- Born: October 17, 1978 (age 47) Massapequa, New York, U.S.
- Occupations: Television and radio sports broadcaster
- Years active: 2000–present
- Employer: Turner Sports
- Known for: Sports anchor on CNN's Sports Tonight, and anchor for NBA TV and Sirius XM Radio
- Children: 3

= Casey Stern =

American television personality

Casey Stern (born October 17, 1978, in Massapequa, New York) is an American television personality and radio host who currently works for Turner Sports and Sirius XM Radio.

==Career==
Stern departed MLB.com's BaseballChannel.tv, formerly MLB Radio where he was most recently host of the Fantasy 411. On April 28, 2006, he began hosting a half-hour television show on the Baseball Channel on MLB.com called MLB.com Midday. Stern hosted "State of the RedSox.com Nation" on the Redsox.com until November 7. Peter McCarthy now hosts "State of the RedSox.com Nation". McCarthy took over from Stern on Under the Lights. He also used to host Under the Lights on MLB Radio but left in November 2005 to pursue video at MLB.com.

Stern is also a die-hard New York Mets fan and hosted "Next Stop Shea" on Mets.com. Stern hosted The Bottom Line on the Baseball Channel which took over from Stayin' Hot with Seth and Bone when Darryl Hamilton left to work for MLB. He previously co-hosted the Fantasy 411 on the Baseball Channel with longtime hosts, Mike Siano and Cory Schwartz.

==Turner Sports==
During the October 17, 2015 TBS postgame coverage of Game 1 of the NLCS, Stern issued an on-air apology for the apparent use of profanity when sending the broadcast to commercial. He took full responsibility for the "hot mic" incident and apologized to anybody he offended.

On March 31 and December 15, 2016, he hosted TNT's pregame and postshow NBA coverage, including Inside the NBA, substituting for Ernie Johnson.
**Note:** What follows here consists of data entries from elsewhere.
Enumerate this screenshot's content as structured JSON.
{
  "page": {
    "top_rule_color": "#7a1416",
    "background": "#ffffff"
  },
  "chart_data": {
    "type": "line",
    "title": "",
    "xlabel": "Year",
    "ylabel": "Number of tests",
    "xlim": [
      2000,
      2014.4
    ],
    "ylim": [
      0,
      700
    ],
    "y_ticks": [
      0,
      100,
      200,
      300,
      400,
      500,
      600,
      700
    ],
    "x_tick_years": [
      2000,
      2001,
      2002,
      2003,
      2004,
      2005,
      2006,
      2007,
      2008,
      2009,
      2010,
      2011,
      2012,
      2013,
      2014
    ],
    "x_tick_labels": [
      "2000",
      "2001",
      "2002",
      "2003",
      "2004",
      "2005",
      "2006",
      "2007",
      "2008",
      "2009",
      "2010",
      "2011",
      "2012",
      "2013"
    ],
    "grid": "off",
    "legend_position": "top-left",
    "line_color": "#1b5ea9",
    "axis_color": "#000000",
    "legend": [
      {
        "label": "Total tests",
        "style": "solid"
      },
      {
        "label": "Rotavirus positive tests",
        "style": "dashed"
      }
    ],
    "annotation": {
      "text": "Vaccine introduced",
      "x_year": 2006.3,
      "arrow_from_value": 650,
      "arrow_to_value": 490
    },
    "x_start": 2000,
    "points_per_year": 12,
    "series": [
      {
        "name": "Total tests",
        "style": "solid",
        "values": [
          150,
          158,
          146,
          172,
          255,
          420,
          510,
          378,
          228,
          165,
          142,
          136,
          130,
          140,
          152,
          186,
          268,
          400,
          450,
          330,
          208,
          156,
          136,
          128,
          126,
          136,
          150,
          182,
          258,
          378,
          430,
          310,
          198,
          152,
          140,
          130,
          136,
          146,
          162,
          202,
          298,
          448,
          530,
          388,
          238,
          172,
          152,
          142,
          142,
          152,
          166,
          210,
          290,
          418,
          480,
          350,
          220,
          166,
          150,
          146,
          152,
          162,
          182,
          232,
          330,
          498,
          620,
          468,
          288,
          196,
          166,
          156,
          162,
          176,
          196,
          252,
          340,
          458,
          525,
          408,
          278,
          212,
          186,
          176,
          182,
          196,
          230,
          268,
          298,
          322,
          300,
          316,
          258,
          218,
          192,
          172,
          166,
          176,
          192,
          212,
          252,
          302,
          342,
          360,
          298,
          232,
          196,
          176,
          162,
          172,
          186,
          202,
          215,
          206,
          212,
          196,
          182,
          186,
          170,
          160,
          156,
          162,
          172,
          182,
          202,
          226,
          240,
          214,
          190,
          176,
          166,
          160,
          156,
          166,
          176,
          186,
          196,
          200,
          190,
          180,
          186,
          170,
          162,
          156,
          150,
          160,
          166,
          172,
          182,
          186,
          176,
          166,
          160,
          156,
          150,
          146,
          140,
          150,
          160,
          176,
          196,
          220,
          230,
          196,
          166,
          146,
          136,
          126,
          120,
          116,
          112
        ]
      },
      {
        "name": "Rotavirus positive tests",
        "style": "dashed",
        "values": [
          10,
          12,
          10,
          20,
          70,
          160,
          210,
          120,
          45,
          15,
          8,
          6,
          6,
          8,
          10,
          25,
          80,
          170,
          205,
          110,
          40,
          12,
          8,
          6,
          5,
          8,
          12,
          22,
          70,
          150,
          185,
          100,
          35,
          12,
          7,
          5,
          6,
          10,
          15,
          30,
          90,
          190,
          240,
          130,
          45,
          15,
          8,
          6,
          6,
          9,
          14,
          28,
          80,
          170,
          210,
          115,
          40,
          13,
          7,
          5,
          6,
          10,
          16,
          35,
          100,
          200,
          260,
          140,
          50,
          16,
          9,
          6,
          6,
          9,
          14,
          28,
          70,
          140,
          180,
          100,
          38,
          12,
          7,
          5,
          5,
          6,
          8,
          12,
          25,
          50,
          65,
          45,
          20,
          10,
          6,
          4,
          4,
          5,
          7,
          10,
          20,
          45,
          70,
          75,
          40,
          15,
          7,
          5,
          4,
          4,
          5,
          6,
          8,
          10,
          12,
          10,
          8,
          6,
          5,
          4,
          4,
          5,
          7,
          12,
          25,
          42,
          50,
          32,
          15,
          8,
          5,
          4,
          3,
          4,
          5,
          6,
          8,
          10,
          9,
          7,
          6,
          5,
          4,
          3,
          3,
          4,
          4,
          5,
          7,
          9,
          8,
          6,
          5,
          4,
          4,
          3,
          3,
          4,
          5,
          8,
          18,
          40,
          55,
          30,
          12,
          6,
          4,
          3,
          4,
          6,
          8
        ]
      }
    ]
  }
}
He hosted the show of December 15, filling in for Johnson because of a family illness, on a day that was devoted to the death of sideline reporter Craig Sager.

On August 26, 2016, Turner Sports reached a multi-year agreement with Stern to join Turner as a studio host for the MLB on TBS and the NBA on TNT, as well as NCAA March Madness, replacing colleague Matt Winer. Stern was later removed from March Madness for the 2020 NCAA tournament, which was canceled due to the COVID-19 outbreak, as he was to be replaced by CBS's Adam Zucker.

==Personal life==
Stern grew up in Massapequa and spent 13 years, as an adult, living in Seaford.